ExtractKeywords — agentic threat model
ExtractKeywords is a low-risk, single-purpose utility with minimal autonomy, but its URL scraping capability introduces a moderate risk of Server-Side Request Forgery (SSRF) and infrastructure abuse due to the complete lack of user authentication and egress controls.
OWASP AIVSS score rationale
| Autonomy of Action | 0.10 | |
| Goal-Driven Planning | 0.00 | |
| Self-Modification | 0.00 | |
| Dynamic Tool Use | 0.20 | |
| Persistent Memory | 0.00 | |
| Contextual Awareness | 0.10 | |
| Dynamic Identity | 0.00 | |
| Multi-Agent Interactions | 0.00 | |
| Non-Determinism | 0.30 | |
| Opacity & Reflexivity | 0.20 |
Scored with the canonical OWASP AIVSS formula (AIVSS calculator reference); agentic risk factors estimated from the agent’s described capabilities.
MAESTRO 7-layer threat model
Per-layer threats for this agent. Layers tagged “not certain from listing” are general, caveated commentary where the public description didn’t pin that layer.
Not certain from the listing — The specific LLM or NLP model used for keyword extraction is not disclosed.
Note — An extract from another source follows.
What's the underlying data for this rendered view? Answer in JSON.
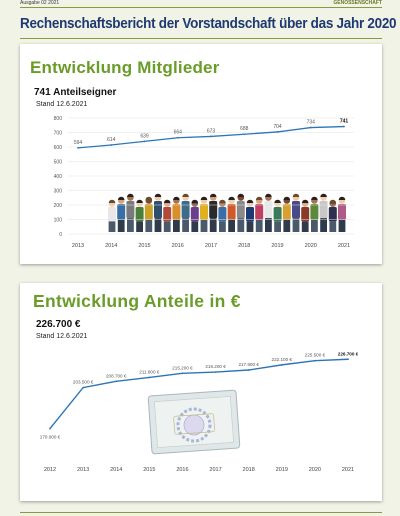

The primary model-level threat is indirect prompt injection, where malicious instructions embedded in a scraped public URL could manipulate the model's output or behavior.
Not certain from the listing — There is no mention of a persistent knowledge base, vector store, or RAG architecture. The tool appears to process text in-memory, but there is a risk of temporary data exposure if scraped content or user inputs are insecurely logged.
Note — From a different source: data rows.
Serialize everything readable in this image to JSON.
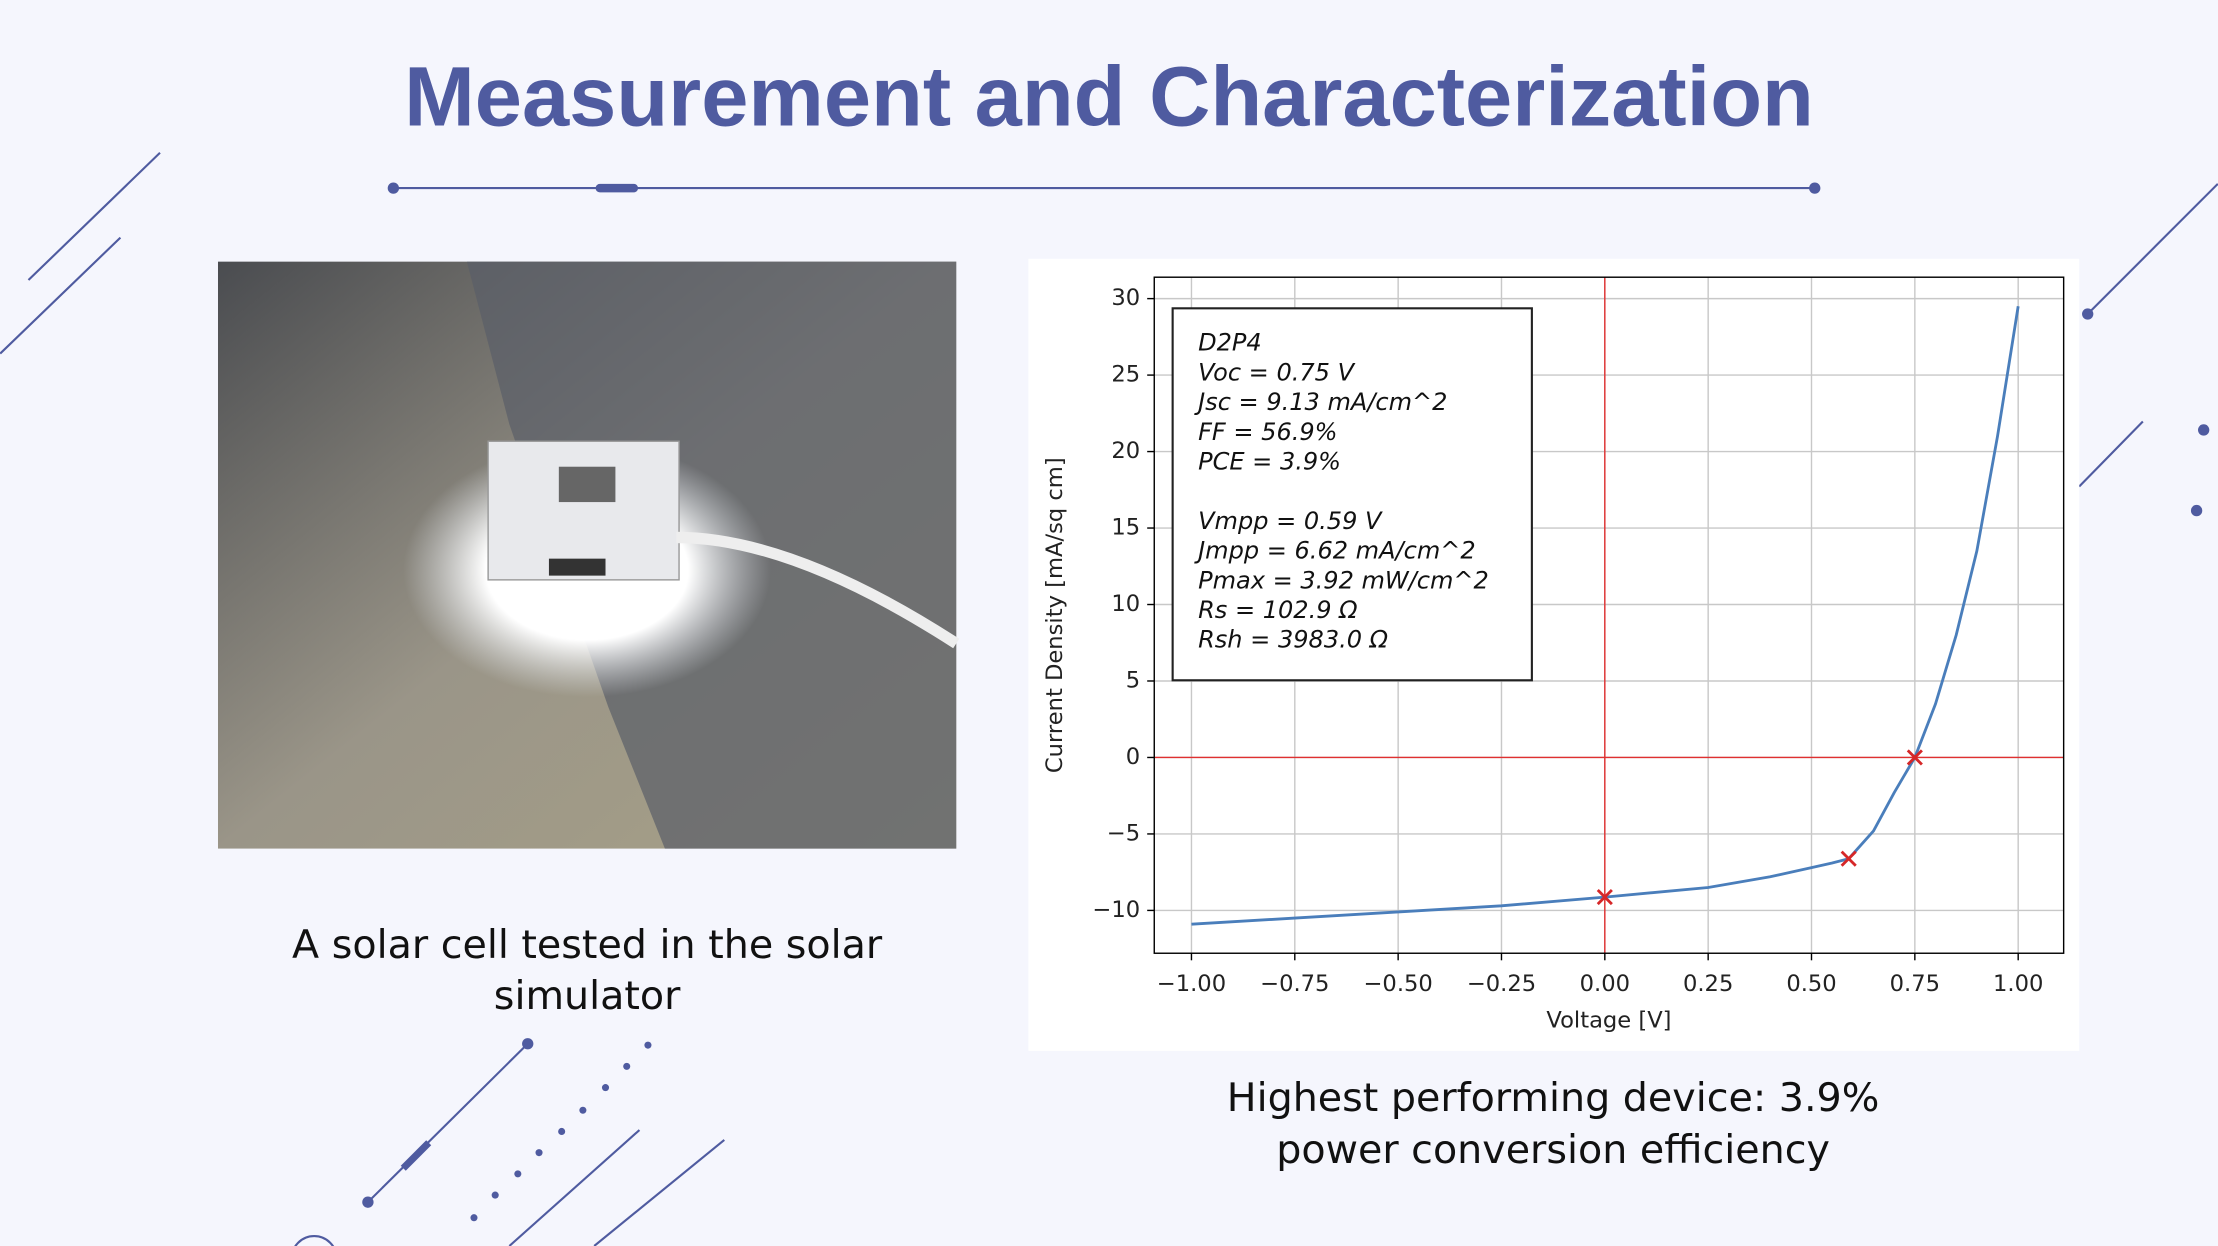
{
  "title": "Measurement and Characterization",
  "photo_caption": [
    "A solar cell tested in the solar",
    "simulator"
  ],
  "chart_caption": [
    "Highest performing device: 3.9%",
    "power conversion efficiency"
  ],
  "chart_data": {
    "type": "line",
    "xlabel": "Voltage [V]",
    "ylabel": "Current Density [mA/sq cm]",
    "x": [
      -1.0,
      -0.75,
      -0.5,
      -0.25,
      0,
      0.25,
      0.4,
      0.5,
      0.55,
      0.59,
      0.65,
      0.7,
      0.75,
      0.8,
      0.85,
      0.9,
      0.95,
      1.0
    ],
    "series": [
      {
        "color": "#4a7ebb",
        "values": [
          -10.9,
          -10.5,
          -10.1,
          -9.7,
          -9.13,
          -8.5,
          -7.8,
          -7.2,
          -6.9,
          -6.62,
          -4.8,
          -2.3,
          0,
          3.5,
          8,
          13.5,
          21,
          29.5
        ]
      },
      {
        "color": "#d62728",
        "marker": "x",
        "x": [
          0,
          0.59,
          0.75
        ],
        "values": [
          -9.13,
          -6.62,
          0
        ]
      }
    ],
    "xlim": [
      -1.09,
      1.11
    ],
    "ylim": [
      -12.8,
      31.4
    ],
    "xticks": [
      {
        "value": -1,
        "label": "−1.00"
      },
      {
        "value": -0.75,
        "label": "−0.75"
      },
      {
        "value": -0.5,
        "label": "−0.50"
      },
      {
        "value": -0.25,
        "label": "−0.25"
      },
      {
        "value": 0,
        "label": "0.00"
      },
      {
        "value": 0.25,
        "label": "0.25"
      },
      {
        "value": 0.5,
        "label": "0.50"
      },
      {
        "value": 0.75,
        "label": "0.75"
      },
      {
        "value": 1,
        "label": "1.00"
      }
    ],
    "yticks": [
      {
        "value": -10,
        "label": "−10"
      },
      {
        "value": -5,
        "label": "−5"
      },
      0,
      5,
      10,
      15,
      20,
      25,
      30
    ],
    "grid": true,
    "zero_lines": true,
    "zero_line_color": "#e03030",
    "annotation": [
      [
        "D2P4",
        "Voc = 0.75 V",
        "Jsc = 9.13 mA/cm^2",
        "FF = 56.9%",
        "PCE = 3.9%"
      ],
      [
        "Vmpp = 0.59 V",
        "Jmpp = 6.62 mA/cm^2",
        "Pmax = 3.92 mW/cm^2",
        "Rs = 102.9 Ω",
        "Rsh = 3983.0 Ω"
      ]
    ]
  }
}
Not certain from the listing — The orchestration framework is not specified. The primary threat at this layer is insecure tool integration, specifically the URL scraping mechanism which could be coerced into making unauthorized internal network requests.
Not certain from the listing — No infrastructure or sandboxing details are provided. The deployment is highly vulnerable to Server-Side Request Forgery (SSRF) if the scraper is allowed to query internal metadata endpoints (e.g., AWS link-local addresses) or private network ranges.
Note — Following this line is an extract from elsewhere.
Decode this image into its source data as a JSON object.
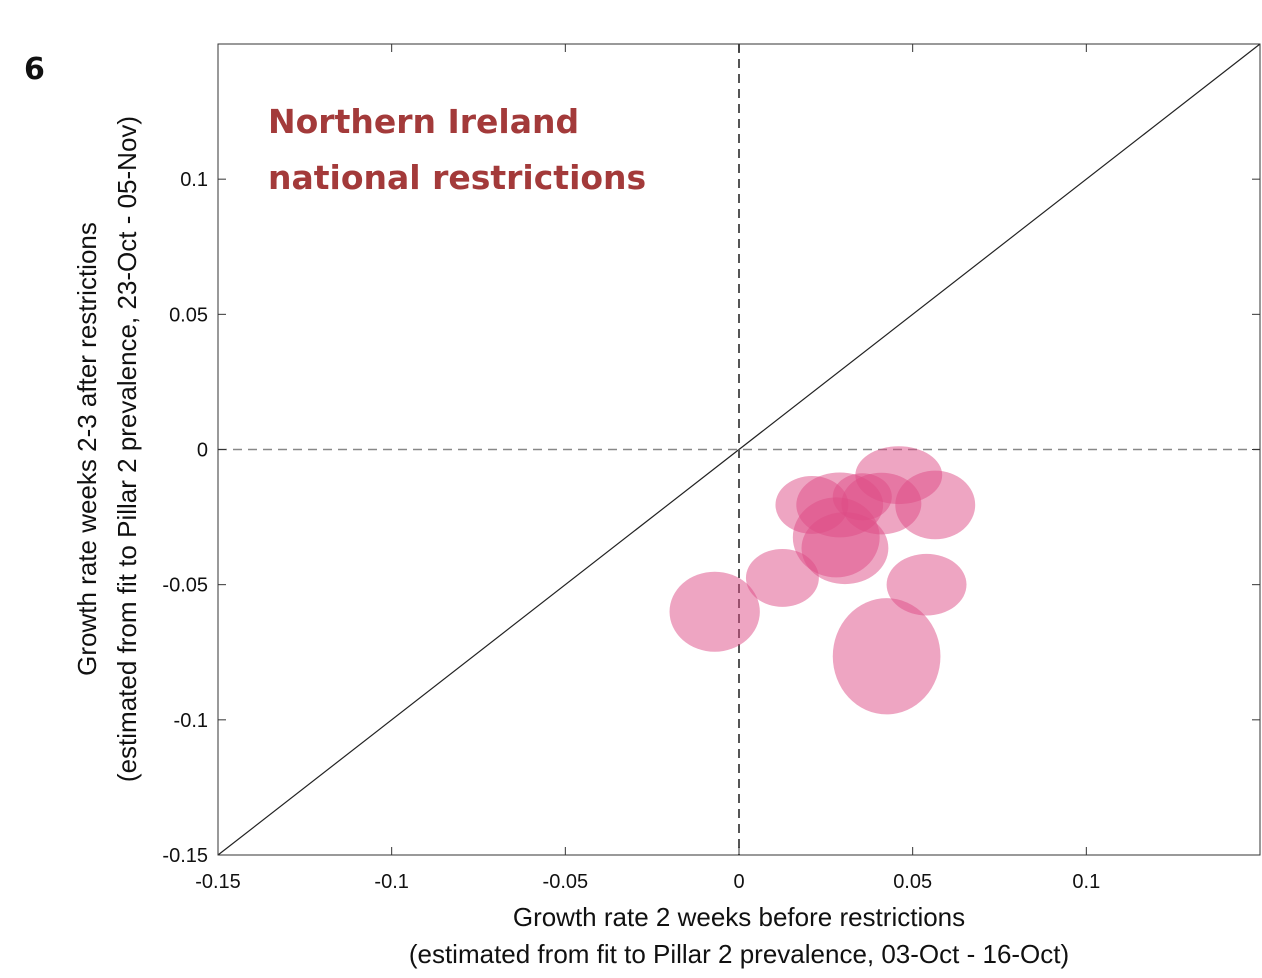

Not certain from the listing — There is no indication of input validation, output guardrails, or rate-limiting observability. The lack of monitoring makes it easy for malicious actors to use the service as an anonymous scraping proxy.
Not certain from the listing — The tool requires no user account, signup, or authentication, meaning there are zero identity or access management controls. This open access model facilitates anonymous abuse and lacks auditability.
Not certain from the listing — The tool operates as a standalone horizontal utility and does not participate in a multi-agent ecosystem or marketplace, minimizing cascading agent-to-agent threats.
MAESTRO — the 7-layer agentic threat-modeling framework (Cloud Security Alliance / Ken Huang).